Gordianus was called The Finder because his powers of deduction were so uncanny that he – and ostensibly only he – could unlock the deepest, darkest secrets of the deep and dark Roman Empire. And everyone knew it, so they would hire him to glean the kind of information that could make a society rumble and an empire crumble.
He was, in short, a PI, a Private Investigator centuries before the term was coined.
So the series would have that element, and even those who have little interest in Roman history would have trouble resisting a good mystery. And Saylor, besides having researched his history to infinite detail, also writes a good mystery.
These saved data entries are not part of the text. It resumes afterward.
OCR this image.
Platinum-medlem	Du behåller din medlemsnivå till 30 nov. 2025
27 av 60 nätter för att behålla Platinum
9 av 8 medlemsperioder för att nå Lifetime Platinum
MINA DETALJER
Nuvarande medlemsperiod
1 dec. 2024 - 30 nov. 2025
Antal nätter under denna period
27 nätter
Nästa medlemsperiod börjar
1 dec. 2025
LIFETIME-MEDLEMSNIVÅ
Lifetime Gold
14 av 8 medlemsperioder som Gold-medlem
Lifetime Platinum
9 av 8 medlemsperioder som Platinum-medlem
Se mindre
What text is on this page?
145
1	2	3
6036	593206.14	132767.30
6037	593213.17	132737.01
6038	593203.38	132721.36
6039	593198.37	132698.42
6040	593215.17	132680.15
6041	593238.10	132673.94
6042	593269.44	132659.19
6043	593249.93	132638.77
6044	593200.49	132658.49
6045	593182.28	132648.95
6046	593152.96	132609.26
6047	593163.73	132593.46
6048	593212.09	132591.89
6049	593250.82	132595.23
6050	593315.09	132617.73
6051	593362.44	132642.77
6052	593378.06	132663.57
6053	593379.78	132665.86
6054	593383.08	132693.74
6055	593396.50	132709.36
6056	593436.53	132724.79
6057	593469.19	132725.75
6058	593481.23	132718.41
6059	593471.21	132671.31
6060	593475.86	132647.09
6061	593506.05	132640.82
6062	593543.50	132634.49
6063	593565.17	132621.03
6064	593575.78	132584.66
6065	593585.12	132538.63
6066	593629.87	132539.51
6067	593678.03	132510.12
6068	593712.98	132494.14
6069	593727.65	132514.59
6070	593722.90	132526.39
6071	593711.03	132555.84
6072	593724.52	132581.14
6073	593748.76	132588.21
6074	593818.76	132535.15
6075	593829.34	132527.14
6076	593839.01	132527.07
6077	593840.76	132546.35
Best I can tell, Saylor has trotted out 16 tales of Gordianus The Finder so far in a series titled Roma Sub Rosa. In Latin, a matter deemed Sub Rosa meant it was confidential.
Unless I’m mistaken I’ve read six of the 16 Gordianus the Finder. Every one has been a page-turner.
Only I never read them in any particular order, just whenever I could find one on the shelves of a local library or second-hand book store. So by the closing chapters of The Judgment of Caesar, which I polished off over the holidays, I decided to take a Veeckian approach to the series and read them in order.
By The Judgment of Caesar, Gordianus was an old man riddled by the aches and pains and frustrations that I, at 66, know all too well. I could relate.
But it’s been fun starting back at the start, with The Seven Wonders, when Gordianus is a fresh-faced whippersnapper of 18 years old who had just donned his toga signifying adulthood. He travels the ancient world with a celebrated poet gone incognito named Antipeter of Sidon solving mysteries from Ephesus to Rhodes to Olympia to Babylon to Memphis.
I’ve already checked the local library’s catalog to find that most of the books are in one branch or another. And here in Winston-Salem, those running the library are great about transferring a book from a far-away branch to one much closer.
Another trick I’ve learned is to buy a book used on-line and have it sent to your house. You can usually find a decent copy for less than 10 dollars, postage included.
The Seven Wonders closes in Egypt where Gordianus finds and buys the love of his life, a slave named Bethesda. So obviously he remains there for the second book of the series Raiders of the Nile, which I’ve yet to read but am looking forward to with great anticipation.
What I’ve found is retirement is boring only to those who allow it to be.